Wissenschaftler machen Vitamin E zu Superkrebsmörder

Ein Bericht, der in der Frage am 28. April der Zeitschrift der Biochemie veröffentlicht wurde, führte die Entdeckung von Forschern am Staat Ohio-Hochschulumfassenden Krebs Mitte-Arthur G. James Center Hospital und Richard J. Solove Research Institute einzeln auf, dass Alphatocopherol etwas, ändernd (Vitaminmacht E) Succinat seine Krebs tötungsfähigkeit fünf bis zehnmal, die des Vitamins in seinem Normalzustand größer als das sind. Succinat des Vitamins E ist bereits gezeigt worden, um programmierten Zelltod in den Krebszellen zu verursachen, aber Forscher waren ahnungslos gewesen von, wie er dieses veranlaßt aufzutreten.
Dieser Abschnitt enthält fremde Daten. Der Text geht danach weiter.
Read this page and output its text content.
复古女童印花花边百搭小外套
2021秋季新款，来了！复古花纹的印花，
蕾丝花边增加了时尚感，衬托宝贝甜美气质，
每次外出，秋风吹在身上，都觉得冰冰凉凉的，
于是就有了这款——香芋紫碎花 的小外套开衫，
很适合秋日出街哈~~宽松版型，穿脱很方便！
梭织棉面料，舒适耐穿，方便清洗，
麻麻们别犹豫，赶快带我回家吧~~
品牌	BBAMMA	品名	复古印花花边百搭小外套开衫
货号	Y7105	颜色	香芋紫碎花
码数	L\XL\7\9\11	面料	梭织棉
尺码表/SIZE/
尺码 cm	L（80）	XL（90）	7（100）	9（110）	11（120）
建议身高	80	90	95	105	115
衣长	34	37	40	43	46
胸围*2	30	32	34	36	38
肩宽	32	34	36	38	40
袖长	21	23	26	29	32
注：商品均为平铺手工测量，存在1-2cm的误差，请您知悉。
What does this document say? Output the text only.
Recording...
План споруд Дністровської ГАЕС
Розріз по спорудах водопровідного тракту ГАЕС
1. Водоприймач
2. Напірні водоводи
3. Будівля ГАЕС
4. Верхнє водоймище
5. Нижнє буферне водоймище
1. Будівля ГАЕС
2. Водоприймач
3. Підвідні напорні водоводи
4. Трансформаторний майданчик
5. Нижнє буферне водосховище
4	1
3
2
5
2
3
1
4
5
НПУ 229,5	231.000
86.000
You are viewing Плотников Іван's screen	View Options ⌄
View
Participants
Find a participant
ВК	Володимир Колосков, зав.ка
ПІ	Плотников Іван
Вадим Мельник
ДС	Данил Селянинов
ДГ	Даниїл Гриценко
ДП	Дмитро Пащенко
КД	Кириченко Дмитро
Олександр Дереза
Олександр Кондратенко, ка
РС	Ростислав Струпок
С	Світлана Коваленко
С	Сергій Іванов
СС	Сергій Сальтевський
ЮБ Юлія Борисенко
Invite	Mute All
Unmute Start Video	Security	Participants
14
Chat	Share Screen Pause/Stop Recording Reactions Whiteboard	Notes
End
Professor der Apotheke und der Inneren Medizin Ching-Shih Chen und seine Kollegen entdeckten, dass Succinat des Vitamins E Krebs kämpft, indem es Bcl-XL blockiert, ein Protein, das durch gesunde Zellen gemacht wurde, das häufig in den Krebszellen erhöht und sie vor dem Sterben schützt wird. Sie fanden, dass Succinat des Vitamins E Bcl-XL sperrt, indem es in der Nut in seiner Struktur unterbringt; jedoch hält der lange Schwanz des Vitamins es fest von passen und effektiv von arbeiten.

„Sobald wir identifizierten, wie das, die Vertreter und das Protein wechselwirkend sind, wir fragten, wie wir diese Interaktion verbessern könnten,“ erklärte Dr. Chen. Sein Team fand, dass, indem sie des das Endstück Moleküls des Vitamins E verkürzte, seine Krebs-zerstörende Tätigkeit in den Prostatakrebs-Zellkulturen fünf auf zehnfach erhöhte.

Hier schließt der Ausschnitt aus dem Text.